An exploration of offenders’ accounts of violence in judicial confessions
摘要
Although offenders’ accounts of deviant behavior have received considerable attention in criminological and psychological research, the examination of justifications and excuses supported by criminal defendants in trial is a rather unexplored field. The current study investigated the judicial confessions of twenty-eight offenders convicted of serious violent crimes. The court transcripts were drawn from the Courts of Appeal located in Greece’s major urban centers, where the convicted offenders appealed, seeking more favorable sentence. Qualitative analysis of court transcripts was conducted with the method of thematic analysis.

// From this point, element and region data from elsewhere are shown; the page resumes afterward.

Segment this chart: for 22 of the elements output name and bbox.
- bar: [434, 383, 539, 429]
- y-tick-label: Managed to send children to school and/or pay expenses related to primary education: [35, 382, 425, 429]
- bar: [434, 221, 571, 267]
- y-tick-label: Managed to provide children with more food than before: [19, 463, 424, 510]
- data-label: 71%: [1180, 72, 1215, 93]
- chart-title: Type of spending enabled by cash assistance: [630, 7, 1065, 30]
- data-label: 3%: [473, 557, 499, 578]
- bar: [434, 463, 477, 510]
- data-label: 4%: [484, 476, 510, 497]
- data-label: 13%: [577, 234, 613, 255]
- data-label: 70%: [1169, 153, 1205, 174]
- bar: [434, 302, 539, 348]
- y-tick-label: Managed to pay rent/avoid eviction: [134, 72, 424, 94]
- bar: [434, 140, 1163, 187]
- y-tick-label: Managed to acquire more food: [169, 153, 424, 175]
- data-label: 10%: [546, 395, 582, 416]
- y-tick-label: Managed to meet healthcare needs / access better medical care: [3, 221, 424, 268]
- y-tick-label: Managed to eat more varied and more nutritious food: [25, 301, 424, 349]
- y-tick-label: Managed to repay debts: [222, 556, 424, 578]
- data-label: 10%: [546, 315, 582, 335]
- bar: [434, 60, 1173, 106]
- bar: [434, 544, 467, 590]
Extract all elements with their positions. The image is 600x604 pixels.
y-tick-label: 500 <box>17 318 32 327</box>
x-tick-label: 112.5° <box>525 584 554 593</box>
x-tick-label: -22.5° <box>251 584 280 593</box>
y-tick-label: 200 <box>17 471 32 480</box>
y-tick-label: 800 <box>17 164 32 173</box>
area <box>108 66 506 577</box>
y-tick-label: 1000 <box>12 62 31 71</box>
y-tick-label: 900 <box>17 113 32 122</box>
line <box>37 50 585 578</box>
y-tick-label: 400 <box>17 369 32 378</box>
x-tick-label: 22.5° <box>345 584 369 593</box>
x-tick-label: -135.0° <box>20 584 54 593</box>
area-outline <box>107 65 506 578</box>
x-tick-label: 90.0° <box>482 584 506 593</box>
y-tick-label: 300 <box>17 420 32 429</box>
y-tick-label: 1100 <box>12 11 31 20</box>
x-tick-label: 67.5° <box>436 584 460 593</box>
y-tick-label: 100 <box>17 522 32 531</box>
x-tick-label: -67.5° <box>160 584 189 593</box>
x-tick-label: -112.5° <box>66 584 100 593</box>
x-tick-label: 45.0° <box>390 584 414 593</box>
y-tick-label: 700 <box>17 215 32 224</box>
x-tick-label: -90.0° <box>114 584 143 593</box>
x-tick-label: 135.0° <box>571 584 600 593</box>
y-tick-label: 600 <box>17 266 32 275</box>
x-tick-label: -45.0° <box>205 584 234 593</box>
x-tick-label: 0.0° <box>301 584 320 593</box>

According to the thematization, the offenders’ accounts of their violence in criminal trial focus on five themes relating to (i) Vulnerability of the offender, (ii) Punishment of an injustice inflicted to the offender by the victim, (iii) A normal reaction to victim’s provocations, (iv) Downplaying crime severity and offender’s role to perpetration and (v) A defensive response. The identified themes reflect the use of various neutralization techniques including minimizing own agency, blaming and dehumanizing the victim, reconstructing the crime event, distorting negative impact, blaming co-offenders, appealing to higher loyalties and portraying the violent act as serving a moral purpose. Existing research has shown that accounts of deviant behavior are influenced by interrogation techniques aiming to elicit confession when the offender is entering the system and interventions targeting the offenders’ rehabilitation during corrections. The current study has highlighted how these accounts are shaped through legal defences, as well as “defences” deriving from cultures and ideologies accepting violence, to neutralize punishment, through the offenders’ experiences during criminal trial. The shaping of neutralizations is a process evolving through the offender’s pathway in the justice system.